Kolektor itu terkesan dengan jawabannya. "Saya mengerti. Namun, saya ingin mendukung perjalanan seni Anda. Bagaimana kalau saya memesan lukisan lain dari Anda? Sesuatu yang mencerminkan kehidupan Anda yang penuh perjuangan namun tetap harapan?"

 Darwis tersenyum dan menyetujui permintaan itu. Ia mulai bekerja penuh keras untuk menyelesaikan lukisan tersebut. Selama proses melukis, dia merasakan kedamaian yang luar biasa. Lukisan itu menjadi lebih dari sekadar karya seni; itu adalah cerita hidupnya yang dituangkan dalam warna dan bentuk.

Ketika lukisan itu akhirnya selesai, kolektor tersebut datang kembali dan melihat lukisan yang menggambarkan seorang pemuda berjalan di tengah badai, dengan pelangi muncul di atasnya. "Luar biasa," kata kolektor itu. "Ini adalah karya yang indah, penuh makna dan emosi."
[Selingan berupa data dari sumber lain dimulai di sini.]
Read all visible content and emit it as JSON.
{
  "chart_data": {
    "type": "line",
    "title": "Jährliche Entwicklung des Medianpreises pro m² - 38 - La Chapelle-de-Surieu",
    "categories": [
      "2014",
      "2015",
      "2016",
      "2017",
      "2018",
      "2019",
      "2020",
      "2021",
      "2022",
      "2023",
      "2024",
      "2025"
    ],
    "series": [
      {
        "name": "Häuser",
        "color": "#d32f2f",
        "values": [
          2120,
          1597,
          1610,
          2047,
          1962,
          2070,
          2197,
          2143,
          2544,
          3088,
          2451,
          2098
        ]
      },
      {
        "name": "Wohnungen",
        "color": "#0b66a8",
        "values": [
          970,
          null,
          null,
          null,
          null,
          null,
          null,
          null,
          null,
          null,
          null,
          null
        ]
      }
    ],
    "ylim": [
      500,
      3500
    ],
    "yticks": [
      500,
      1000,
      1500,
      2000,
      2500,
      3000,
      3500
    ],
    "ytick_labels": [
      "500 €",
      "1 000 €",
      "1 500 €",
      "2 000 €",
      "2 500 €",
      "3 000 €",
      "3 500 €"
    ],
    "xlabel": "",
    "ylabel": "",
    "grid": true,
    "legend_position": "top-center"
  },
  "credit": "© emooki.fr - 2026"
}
Setelah itu, kehidupan  Darwis berubah semakin baik. Lukisannya menjadi semakin dikenal dan dihargai. Namun,  Darwis tetap hidup sederhana. Dia tidak ingin terjebak dalam kehidupan yang mewah. Dia selalu ingat pesan neneknya untuk selalu rendah hati dan bersyukur.

Tantangan  Hidup anak desa


Namun, hidup tidak selalu berjalan mulus. Ketika  Darwis mulai merasakan sedikit kestabilan dalam hidupnya, ujian baru datang. Neneknya jatuh sakit. Sakitnya semakin parah, dan dokter mengatakan bahwa nenek  Darwis membutuhkan operasi besar yang biayanya jauh lebih tinggi dari yang mereka miliki.

 Darwis merasa dunia seakan runtuh di sekelilingnya. Ia kembali berjuang untuk mencari cara agar bisa mendapatkan uang. Semua tabungannya hampir habis untuk perawatan awal neneknya. Dia tahu dia harus melakukan sesuatu.

 Darwis memutuskan untuk menjual salah satu lukisannya yang paling berharga, "Pelangi di Wajah  Darwis  "  Dia tahu betapa pentingnya lukisan itu baginya, tetapi dia juga tahu bahwa kesehatan neneknya jauh lebih penting.

Lukisan itu terjual dengan harga yang sangat tinggi, cukup untuk membiayai operasi neneknya. Operasi itu berjalan sukses, dan nenek  Darwis perlahan mulai pulih. Meski merasa kehilangan sesuatu yang berharga,  Darwis tidak pernah menyesali keputusannya.

"Nek, aku sudah kehilangan satu lukisan yang sangat berharga, tapi aku tidak peduli. Yang penting adalah nenek sembuh," kata  Darwis sambil menggenggam tangan neneknya.

Neneknya tersenyum lemah. "Kamu benar,  Darwis   Hidup ini bukan tentang apa yang kita miliki, tapi tentang siapa yang kita cintai."

Kata-kata itu terus terngiang di pikiran  Darwis   Dia menyadari bahwa meskipun hidup penuh dengan cobaan, selama dia memiliki orang-orang yang dia cintai, dia akan selalu merasa kaya.

Cahaya di Ujung hutan Tritik

Dengan neneknya yang semakin pulih,  Darwis kembali melukis. Kali ini, lukisan-lukisannya semakin dalam dan penuh dengan perasaan. Dia melukis tentang kehilangan, tentang harapan, tentang cinta yang tak pernah padam meski diterpa badai kehidupan. Lukisan-lukisan itu semakin dihargai di dunia seni, dan  Darwispun semakin dikenal.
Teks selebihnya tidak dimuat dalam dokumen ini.